Retrieval-style In-Context Learning for Few-shot Hierarchical Text Classification (2406.17534v2)

Abstract: Hierarchical text classification (HTC) is an important task with broad applications, while few-shot HTC has gained increasing interest recently. While in-context learning (ICL) with LLMs has achieved significant success in few-shot learning, it is not as effective for HTC because of the expansive hierarchical label sets and extremely-ambiguous labels. In this work, we introduce the first ICL-based framework with LLM for few-shot HTC. We exploit a retrieval database to identify relevant demonstrations, and an iterative policy to manage multi-layer hierarchical labels. Particularly, we equip the retrieval database with HTC label-aware representations for the input texts, which is achieved by continual training on a pretrained LLM with masked language modeling (MLM), layer-wise classification (CLS, specifically for HTC), and a novel divergent contrastive learning (DCL, mainly for adjacent semantically-similar labels) objective. Experimental results on three benchmark datasets demonstrate superior performance of our method, and we can achieve state-of-the-art results in few-shot HTC.

• The paper introduces a retrieval-style in-context learning framework that significantly improves few-shot HTC by integrating retrieval databases with iterative label inference.
• It employs guided training objectives such as masked language modeling, layer-wise classification, and divergent contrastive learning to optimize hierarchical label representations.
• Experimental results on multiple benchmarks show notable improvements in Micro-F1 and Macro-F1 metrics, highlighting the method’s robustness across varied datasets.

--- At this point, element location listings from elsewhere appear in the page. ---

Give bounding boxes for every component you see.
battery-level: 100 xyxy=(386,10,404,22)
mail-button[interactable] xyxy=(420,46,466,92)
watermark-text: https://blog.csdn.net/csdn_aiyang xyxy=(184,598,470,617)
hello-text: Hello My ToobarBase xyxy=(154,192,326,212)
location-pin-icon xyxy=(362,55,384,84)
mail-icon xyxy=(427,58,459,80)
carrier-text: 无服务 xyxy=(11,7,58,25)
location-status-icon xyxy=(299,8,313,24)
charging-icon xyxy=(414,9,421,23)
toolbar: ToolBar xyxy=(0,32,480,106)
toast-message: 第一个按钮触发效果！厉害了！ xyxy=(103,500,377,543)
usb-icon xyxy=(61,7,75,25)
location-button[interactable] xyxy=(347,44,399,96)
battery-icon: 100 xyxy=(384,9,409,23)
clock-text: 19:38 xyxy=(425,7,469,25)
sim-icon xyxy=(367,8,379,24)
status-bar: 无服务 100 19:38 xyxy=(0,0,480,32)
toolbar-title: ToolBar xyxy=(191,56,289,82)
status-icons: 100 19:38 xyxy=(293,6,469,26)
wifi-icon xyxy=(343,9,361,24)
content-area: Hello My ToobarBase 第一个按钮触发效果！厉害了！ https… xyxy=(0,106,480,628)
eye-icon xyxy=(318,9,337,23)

Retrieval-style In-Context Learning for Few-shot Hierarchical Text Classification

Introduction

The paper discusses hierarchical text classification (HTC) within the few-shot learning paradigm, presenting a novel retrieval-style in-context learning (ICL) framework using LLMs. HTC organizes labels in a hierarchical fashion, often with extensive and intricately layered structures, making it challenging for traditional ICL approaches to perform well due to semantic ambiguities and the vast label space. This framework leverages retrieval databases and iterative inference policies to mitigate these challenges and enhance the model's few-shot learning capability.

Figure 1: The problems of ICL-based few-shot HTC and our solutions. MLM, CLS and DCL denote Mask Language Modeling, Layer-wise CLaSsification and Divergent Contrastive Learning, which are the three objectives for indexer training.

Methodology

The proposed methodology involves several key components. Firstly, it utilizes a retrieval database with HTC label-aware representations, developed through continual training of pretrained LLMs focused on masked language modeling (MLM), layer-wise classification (CLS), and divergent contrastive learning (DCL). The DCL specifically addresses the challenges posed by adjacent semantically similar labels. The architecture supports an iterative policy for layer-by-layer label inference to prevent overwhelming the model with deep hierarchical structures.

Figure 2: The architecture of retrieval-style in-context learning for HTC. The [P_j] term is a soft prompt template token to learn the j-th hierarchical layer label index representation.

Experiments

The framework was tested on three benchmark datasets: Web-of-Science (WOS), DBpedia, and a private Chinese patent dataset. The model's performance was evaluated using Micro-F1 and Macro-F1 metrics, demonstrating superior results compared to existing HTC methods, especially in the few-shot settings. Experiments highlighted the framework's robustness across varied data distributions and its ability to achieve state-of-the-art results in hierarchical scenarios marked by extensive label sets.

Figure 3: Results of different label text types in the 1-shot setting. Ori Label means the original leaf label text, Label Path means all text on the label path, and Label Desc means the label description text of LLM.

Analysis

The effectiveness of hierarchical label structures and retrieval strategies in augmenting ICL was thoroughly analyzed. Retrieval-enhanced human annotation showed substantial improvements in Micro-F1 scores while decreasing annotation time, underscoring the framework's potential for practical applications. Furthermore, visualization of index vectors confirmed the substantial differentiation achieved post-training, indicating improved representation learning.

Figure 4: Visualization on the WOS test dataset. The top two figures show [P] embeddings obtained using the original BERT, while the bottom two figures show [P] embeddings obtain after training by our method.

Conclusion

The paper presents a promising advancement in few-shot HTC through retrieval-style ICL. The integration of retrieval databases and an iterative inference policy significantly enhances model performance, enabling better handling of semantic ambiguities and label space complexities inherent to HTC. Although the framework addresses many challenges within HTC, further research could explore optimizing LLM text expansions and decoding mechanisms to enhance retrieval database enrichment. This work paves the way for future exploration into the synergy between retrieval and generative strategies in hierarchical modeling.